We all know that walking through nature can provide an opportunity to settle our brain noise, gain some clarity in our thoughts and provide a sense of peace or sanctity. I know being around natural landscapes definitely does that for me and I personally notice the effect it has when life gets tough and the challenges pile on.
By why is that nature has this effect on us? Why is it that once we walk through a huge park, spend time by the ocean, or trek through a forest or bushland, we begin to gain perspective on life and our problems?
It’s really simple. Nature is incredibly larger than us. The trees are taller than us, the fields run for longer than our feet can carry us, the oceans are endless – literally, and the bush harbours an infinite amount of life. Consider that for a moment.
The moment you place yourself amongst anything that is significantly larger than you, you immediately compare yourself to it and realise just how small you are. Through realising your size, you also realise and begin to come to terms with the real size of you’re problems.
If the ocean were to gobble you up, your problems are gone. If a 100-year-old tree were to fall on you, problems finished. We are merely tiny ants in the grand scheme of things. A tiny drop in the ocean, a small leaf on a branch, a blade of grass in a field.
It’s easy to think, well what’s the point then? Why do I bother putting so much effort into my life if I’m so small and insignificant?
The answer to that is also simple. Everything that exists, exists for a very specific and unique reason. Don’t believe me? Ask the dinosaurs.
Anything that is unnecessary, nature renders redundant. As though it’s the employer of all things living. That means if you’re unnecessary, then you’ll be made redundant. But you’re still here. I know this because you’re reading these very words. That means, you’re completely and totally necessary to the grand scheme and you’ve got more to get done in your time here.
We’re all a thread part of a larger tapestry, a rock that is part of a mountain, a drop part of a stream, a branch connected to a towering trunk. What happens to most people is that they get so caught up in the fact that they’re a branch, they forget they’re part of a 400-year-old tree that makes up a forest. They forget they’re a part of a stream that carries water through various borders of land to nurture life. They forget they’re the reason a mountain can stand 1000’s of km tall without fear of falling.
The reason why most people get caught up in the smaller picture is actually interesting. Look around your room, office or where ever you are and you’ll notice that most of the material items around you have been made to a size that is suitable for you to use.
For example, a coffee cup is small enough to wrap your fingers around, a chair ergonomically shaped to fit your bum, a pen designed to fit between to fingers, an iPad thin enough to mistake for a drink coaster, doorways, walkways, cars, shoes, keys and so on. I think you get my point here.
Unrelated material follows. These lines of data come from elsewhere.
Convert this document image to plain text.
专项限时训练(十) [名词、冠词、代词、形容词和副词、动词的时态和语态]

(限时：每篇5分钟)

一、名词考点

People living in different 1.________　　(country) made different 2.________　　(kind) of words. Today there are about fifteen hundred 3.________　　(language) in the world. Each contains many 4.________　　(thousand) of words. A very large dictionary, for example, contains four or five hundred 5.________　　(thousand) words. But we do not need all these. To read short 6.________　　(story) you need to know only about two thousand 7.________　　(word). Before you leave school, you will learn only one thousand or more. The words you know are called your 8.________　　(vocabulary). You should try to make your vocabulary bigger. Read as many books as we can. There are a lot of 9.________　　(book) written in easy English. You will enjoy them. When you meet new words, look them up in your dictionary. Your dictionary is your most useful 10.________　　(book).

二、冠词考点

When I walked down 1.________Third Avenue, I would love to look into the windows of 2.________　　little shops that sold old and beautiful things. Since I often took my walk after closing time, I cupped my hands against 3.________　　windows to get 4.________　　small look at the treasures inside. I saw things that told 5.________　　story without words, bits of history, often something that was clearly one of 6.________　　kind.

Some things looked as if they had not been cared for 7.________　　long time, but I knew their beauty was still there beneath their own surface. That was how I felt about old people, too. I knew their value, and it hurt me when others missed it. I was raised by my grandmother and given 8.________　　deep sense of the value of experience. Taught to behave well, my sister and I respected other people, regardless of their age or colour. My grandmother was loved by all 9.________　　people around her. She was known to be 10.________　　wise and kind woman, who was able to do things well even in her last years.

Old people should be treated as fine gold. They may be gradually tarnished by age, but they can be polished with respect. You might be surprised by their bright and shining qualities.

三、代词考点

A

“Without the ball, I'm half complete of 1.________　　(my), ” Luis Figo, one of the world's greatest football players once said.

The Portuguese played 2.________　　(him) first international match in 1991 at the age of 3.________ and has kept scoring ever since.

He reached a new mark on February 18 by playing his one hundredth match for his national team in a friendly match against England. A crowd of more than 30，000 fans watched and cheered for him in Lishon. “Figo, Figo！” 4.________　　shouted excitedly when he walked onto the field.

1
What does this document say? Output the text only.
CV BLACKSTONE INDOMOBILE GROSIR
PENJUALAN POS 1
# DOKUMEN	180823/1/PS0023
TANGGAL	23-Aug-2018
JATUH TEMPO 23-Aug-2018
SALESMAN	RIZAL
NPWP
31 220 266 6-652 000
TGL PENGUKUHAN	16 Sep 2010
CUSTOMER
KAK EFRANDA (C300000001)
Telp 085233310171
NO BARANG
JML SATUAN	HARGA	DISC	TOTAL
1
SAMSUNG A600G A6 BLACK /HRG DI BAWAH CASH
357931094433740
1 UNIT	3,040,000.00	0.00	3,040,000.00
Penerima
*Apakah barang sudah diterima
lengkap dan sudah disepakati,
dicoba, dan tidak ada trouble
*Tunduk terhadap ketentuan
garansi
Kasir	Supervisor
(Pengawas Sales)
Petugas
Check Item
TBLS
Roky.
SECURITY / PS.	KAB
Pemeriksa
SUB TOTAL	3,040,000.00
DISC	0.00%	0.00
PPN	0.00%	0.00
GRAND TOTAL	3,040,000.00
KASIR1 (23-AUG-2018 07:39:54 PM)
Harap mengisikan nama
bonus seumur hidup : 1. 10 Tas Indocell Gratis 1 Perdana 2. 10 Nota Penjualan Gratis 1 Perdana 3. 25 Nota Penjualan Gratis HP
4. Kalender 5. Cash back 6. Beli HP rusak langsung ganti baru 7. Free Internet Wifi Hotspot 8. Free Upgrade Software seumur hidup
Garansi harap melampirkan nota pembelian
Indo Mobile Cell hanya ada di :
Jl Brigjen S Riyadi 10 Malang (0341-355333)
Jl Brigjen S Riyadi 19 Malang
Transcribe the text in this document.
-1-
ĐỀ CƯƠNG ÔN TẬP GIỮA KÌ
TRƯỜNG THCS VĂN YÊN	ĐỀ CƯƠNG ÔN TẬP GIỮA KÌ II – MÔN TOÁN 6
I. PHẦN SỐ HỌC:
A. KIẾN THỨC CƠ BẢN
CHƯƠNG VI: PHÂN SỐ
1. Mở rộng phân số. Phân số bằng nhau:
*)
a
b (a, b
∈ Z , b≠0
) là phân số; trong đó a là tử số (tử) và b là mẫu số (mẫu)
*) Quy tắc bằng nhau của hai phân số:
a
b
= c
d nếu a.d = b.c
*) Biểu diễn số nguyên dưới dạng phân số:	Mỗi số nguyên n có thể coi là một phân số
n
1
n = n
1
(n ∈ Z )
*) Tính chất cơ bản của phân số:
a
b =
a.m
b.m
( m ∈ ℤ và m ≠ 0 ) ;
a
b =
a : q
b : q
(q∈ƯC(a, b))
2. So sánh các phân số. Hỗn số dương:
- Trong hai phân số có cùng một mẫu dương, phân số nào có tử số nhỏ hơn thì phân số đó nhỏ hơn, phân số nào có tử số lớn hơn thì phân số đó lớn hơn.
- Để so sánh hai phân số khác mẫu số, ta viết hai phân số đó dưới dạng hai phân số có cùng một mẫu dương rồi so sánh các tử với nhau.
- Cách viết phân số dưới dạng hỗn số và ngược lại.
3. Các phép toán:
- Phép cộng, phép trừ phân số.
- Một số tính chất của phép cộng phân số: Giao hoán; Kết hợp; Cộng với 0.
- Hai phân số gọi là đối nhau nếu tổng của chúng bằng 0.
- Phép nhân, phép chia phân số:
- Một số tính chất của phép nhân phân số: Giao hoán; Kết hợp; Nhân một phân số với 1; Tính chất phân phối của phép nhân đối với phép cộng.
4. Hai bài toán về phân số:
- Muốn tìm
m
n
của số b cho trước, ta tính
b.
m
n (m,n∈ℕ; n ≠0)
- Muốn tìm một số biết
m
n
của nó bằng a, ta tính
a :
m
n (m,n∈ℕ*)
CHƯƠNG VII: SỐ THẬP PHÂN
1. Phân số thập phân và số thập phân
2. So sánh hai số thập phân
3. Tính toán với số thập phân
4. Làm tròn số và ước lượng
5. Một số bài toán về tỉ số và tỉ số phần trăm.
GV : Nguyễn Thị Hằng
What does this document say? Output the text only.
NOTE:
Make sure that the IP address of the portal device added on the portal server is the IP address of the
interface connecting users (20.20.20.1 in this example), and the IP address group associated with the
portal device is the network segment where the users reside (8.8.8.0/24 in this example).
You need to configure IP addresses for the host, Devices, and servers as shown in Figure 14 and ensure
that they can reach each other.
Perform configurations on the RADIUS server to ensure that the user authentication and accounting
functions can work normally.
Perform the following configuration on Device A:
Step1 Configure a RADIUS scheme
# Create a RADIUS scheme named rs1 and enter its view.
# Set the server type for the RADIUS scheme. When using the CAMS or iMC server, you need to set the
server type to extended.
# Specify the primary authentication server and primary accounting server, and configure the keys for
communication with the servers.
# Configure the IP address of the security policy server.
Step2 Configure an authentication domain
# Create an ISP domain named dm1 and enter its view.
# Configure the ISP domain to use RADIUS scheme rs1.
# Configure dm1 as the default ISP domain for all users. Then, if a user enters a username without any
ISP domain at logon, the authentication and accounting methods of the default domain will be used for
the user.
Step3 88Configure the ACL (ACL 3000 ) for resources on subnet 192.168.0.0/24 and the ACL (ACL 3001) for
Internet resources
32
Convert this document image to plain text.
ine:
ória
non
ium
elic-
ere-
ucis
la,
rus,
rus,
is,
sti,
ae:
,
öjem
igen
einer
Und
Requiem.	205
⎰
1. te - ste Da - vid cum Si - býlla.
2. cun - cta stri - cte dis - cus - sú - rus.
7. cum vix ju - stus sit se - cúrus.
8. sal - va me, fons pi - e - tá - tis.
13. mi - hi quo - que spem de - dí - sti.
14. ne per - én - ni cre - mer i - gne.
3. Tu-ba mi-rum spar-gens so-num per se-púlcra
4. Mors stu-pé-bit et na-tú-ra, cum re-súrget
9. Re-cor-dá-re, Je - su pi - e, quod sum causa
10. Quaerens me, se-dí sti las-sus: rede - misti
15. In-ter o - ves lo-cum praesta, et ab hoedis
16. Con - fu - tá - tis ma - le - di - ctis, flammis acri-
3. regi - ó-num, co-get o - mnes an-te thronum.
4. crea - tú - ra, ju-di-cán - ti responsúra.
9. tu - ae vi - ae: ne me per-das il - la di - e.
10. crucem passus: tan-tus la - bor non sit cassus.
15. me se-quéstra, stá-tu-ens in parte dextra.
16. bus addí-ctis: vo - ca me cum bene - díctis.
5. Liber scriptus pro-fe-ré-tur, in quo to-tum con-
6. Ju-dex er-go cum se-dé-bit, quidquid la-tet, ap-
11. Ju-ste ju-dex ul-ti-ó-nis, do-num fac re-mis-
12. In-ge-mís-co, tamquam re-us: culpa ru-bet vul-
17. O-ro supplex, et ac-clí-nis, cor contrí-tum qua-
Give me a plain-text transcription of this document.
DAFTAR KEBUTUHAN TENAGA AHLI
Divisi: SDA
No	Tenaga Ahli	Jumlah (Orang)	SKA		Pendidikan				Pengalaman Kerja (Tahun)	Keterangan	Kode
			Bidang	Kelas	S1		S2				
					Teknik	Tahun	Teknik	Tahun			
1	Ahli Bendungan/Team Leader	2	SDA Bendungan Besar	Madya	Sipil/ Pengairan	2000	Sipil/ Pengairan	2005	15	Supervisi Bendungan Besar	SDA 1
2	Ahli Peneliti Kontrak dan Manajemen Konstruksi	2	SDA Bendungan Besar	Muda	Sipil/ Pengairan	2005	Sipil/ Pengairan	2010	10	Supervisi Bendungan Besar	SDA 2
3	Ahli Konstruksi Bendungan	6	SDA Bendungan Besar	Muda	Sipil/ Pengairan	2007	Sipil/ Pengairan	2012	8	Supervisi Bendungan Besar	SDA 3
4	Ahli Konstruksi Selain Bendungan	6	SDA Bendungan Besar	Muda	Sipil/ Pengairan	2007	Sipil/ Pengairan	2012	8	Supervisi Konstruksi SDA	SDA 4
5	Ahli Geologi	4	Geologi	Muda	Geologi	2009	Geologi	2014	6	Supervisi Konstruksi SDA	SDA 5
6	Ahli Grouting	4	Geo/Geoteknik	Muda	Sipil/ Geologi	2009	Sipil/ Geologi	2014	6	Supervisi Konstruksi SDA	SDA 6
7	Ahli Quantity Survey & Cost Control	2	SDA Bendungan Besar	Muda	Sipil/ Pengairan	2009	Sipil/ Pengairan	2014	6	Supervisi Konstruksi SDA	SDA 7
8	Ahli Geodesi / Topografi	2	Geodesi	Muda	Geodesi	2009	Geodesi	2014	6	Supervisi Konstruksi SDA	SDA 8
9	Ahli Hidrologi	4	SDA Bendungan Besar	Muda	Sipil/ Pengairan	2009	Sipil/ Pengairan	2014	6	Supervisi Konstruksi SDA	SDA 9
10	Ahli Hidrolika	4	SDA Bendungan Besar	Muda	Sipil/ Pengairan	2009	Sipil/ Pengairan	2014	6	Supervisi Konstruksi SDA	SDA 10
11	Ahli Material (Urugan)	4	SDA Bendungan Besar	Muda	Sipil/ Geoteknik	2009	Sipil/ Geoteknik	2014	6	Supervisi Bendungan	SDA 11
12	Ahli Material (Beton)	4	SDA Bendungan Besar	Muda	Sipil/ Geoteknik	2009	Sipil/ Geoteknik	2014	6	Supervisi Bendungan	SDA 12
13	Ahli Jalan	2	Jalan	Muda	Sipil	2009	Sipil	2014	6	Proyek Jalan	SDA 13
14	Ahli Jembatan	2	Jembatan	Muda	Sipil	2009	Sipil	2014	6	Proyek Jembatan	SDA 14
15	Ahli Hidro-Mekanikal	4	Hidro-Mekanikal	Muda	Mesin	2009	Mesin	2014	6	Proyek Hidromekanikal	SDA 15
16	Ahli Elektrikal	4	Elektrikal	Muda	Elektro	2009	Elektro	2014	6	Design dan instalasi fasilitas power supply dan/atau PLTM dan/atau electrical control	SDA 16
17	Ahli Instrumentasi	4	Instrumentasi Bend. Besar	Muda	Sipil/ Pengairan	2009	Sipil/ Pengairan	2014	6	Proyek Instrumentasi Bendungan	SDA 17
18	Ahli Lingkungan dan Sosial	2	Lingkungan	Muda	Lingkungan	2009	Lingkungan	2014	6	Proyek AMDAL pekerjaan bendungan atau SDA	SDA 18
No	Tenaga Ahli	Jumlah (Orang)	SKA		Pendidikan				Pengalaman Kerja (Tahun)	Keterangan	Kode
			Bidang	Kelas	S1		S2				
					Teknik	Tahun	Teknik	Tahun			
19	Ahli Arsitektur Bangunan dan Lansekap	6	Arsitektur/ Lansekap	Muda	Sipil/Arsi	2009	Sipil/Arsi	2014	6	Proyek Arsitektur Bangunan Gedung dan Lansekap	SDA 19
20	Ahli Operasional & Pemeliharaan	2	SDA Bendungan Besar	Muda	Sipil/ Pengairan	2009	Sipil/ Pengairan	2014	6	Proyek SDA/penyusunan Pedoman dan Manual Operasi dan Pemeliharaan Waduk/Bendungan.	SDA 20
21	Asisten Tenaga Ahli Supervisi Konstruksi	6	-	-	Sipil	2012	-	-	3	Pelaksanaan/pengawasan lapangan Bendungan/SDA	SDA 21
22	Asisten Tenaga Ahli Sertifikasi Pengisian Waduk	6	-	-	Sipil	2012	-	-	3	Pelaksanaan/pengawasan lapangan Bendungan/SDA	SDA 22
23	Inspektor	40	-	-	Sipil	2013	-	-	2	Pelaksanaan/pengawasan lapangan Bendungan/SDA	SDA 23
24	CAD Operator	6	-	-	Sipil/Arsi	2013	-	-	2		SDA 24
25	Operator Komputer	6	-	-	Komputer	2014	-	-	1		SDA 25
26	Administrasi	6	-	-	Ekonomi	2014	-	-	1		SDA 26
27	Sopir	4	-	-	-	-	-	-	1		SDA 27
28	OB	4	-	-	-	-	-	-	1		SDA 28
Our material life has been sized to make us feel in control and to make our lives more manageable. And while that’s great because it does, in fact, make life easier when we can fit it in the palm of our hand, it also has downsides. One of which is that we get so caught up trying to manage these human-sized lives, we begin to lose that grand perspective more and more, until we lose total perspective and begin to sound completely irrational – an experience I’m somewhat familiar with.
Get outside! Go for a walk, go for a run, go for a swim in the ocean, run through a field, sit in a park and look around (not down at your phone or book), stand atop a cliff and view outward at how grand the landscape is, look up the trunk of a huge 100-year-old tree.
Whatever you do, go and allow nature to show you some perspective. It’s incredibly powerful and the more that you do it, the more you’ll be able to maintain a healthy perspective.
Start today! Make no excuses. Your human-sized life can wait, believe me.